Note – the algorithms of feature extraction will be used in the next
assignment on feature based localization.
Note: To simplify the task, you can limit the range of scanned data from the scanner by narrowing the observed angle and limiting the maximum distance.
array {
object {
array { float(3) } pose # [x,y,theta in degrees]
float time
array { float(512)} scan # distances in meters in [-pi/2,pi/2]
} # a single measurement
}
import json
##reading data from the file
json_data = open('line_detection_1.json')

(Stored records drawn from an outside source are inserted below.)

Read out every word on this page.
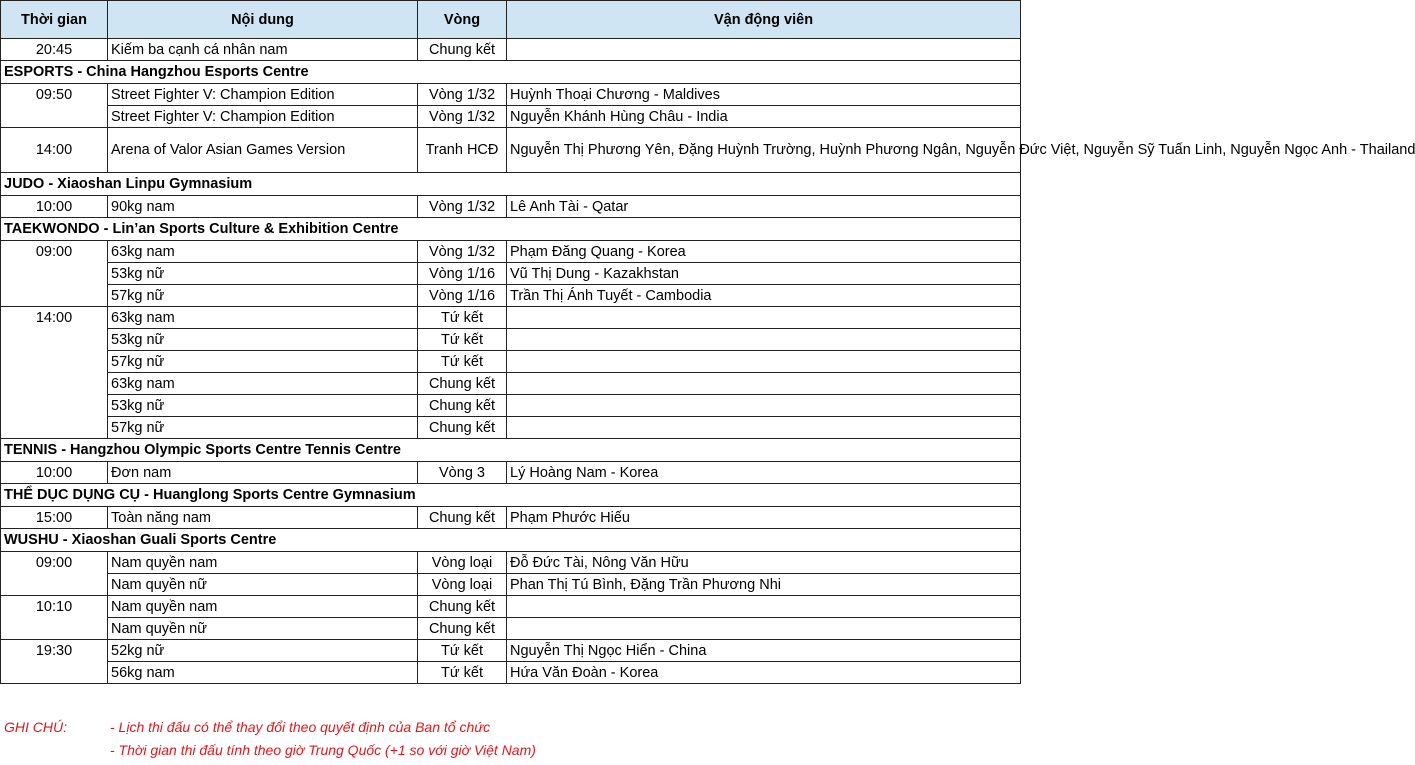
Thời gian	Nội dung	Vòng	Vận động viên
20:45	Kiếm ba cạnh cá nhân nam	Chung kết	
ESPORTS - China Hangzhou Esports Centre			
09:50	Street Fighter V: Champion Edition	Vòng 1/32	Huỳnh Thoại Chương - Maldives
	Street Fighter V: Champion Edition	Vòng 1/32	Nguyễn Khánh Hùng Châu - India
14:00	Arena of Valor Asian Games Version	Tranh HCĐ	Nguyễn Thị Phương Yên, Đặng Huỳnh Trường, Huỳnh Phương Ngân, Nguyễn Đức Việt, Nguyễn Sỹ Tuấn Linh, Nguyễn Ngọc Anh - Thailand
JUDO - Xiaoshan Linpu Gymnasium			
10:00	90kg nam	Vòng 1/32	Lê Anh Tài - Qatar
TAEKWONDO - Lin’an Sports Culture & Exhibition Centre			
09:00	63kg nam	Vòng 1/32	Phạm Đăng Quang - Korea
	53kg nữ	Vòng 1/16	Vũ Thị Dung - Kazakhstan
	57kg nữ	Vòng 1/16	Trần Thị Ánh Tuyết - Cambodia
14:00	63kg nam	Tứ kết	
	53kg nữ	Tứ kết	
	57kg nữ	Tứ kết	
	63kg nam	Chung kết	
	53kg nữ	Chung kết	
	57kg nữ	Chung kết	
TENNIS - Hangzhou Olympic Sports Centre Tennis Centre			
10:00	Đơn nam	Vòng 3	Lý Hoàng Nam - Korea
THỂ DỤC DỤNG CỤ - Huanglong Sports Centre Gymnasium			
15:00	Toàn năng nam	Chung kết	Phạm Phước Hiếu
WUSHU - Xiaoshan Guali Sports Centre			
09:00	Nam quyền nam	Vòng loại	Đỗ Đức Tài, Nông Văn Hữu
	Nam quyền nữ	Vòng loại	Phan Thị Tú Bình, Đặng Trần Phương Nhi
10:10	Nam quyền nam	Chung kết	
	Nam quyền nữ	Chung kết	
19:30	52kg nữ	Tứ kết	Nguyễn Thị Ngọc Hiển - China
	56kg nam	Tứ kết	Hứa Văn Đoàn - Korea
GHI CHÚ:	- Lịch thi đấu có thể thay đổi theo quyết định của Ban tổ chức
- Thời gian thi đấu tính theo giờ Trung Quốc (+1 so với giờ Việt Nam)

data = json.load(json_data)
### plot in polar system
import matplotlib.pyplot as plt
import numpy as np
x = np.arange(0,512)
theta = (np.pi/512 )*(x-256) # angle in radians
# Reading first dataset (index 0)
scan_data=data[0]["scan"]
fig1 = plt.figure()
ax1 = fig1.add_axes([0.1,0.1,0.8,0.8],polar=True) # TODO: modify the code to use Cartesian coordinates
line, = ax1.plot(theta,scan_data,lw=2.5)
ax1.set_ylim(0,2) # plot range
plt.show()
import numpy as np
import pylab as pl
from matplotlib import collections as mc
lines = [[(0, 1), (1, 1)], [(2, 3), (3, 3)], [(1, 2), (1, 3)]]
c = np.array([(1, 0, 0, 1), (0, 1, 0, 1), (0, 0, 1, 1)])
lc = mc.LineCollection(lines, colors=c, linewidths=2)
lines2 = [[(0.1, 1.1), (1.1, 1.1)], [(2.1, 3.1), (3.1, 3.1)], [(1.1, 2.1), (1.1, 3.1)]]
lc2 = mc.LineCollection(lines2, colors=[0,0,0],linewidths=1)
fig, ax = pl.subplots()
ax.add_collection(lc)
ax.add_collection(lc2)
ax.autoscale()
ax.margins(0.1)
pl.show()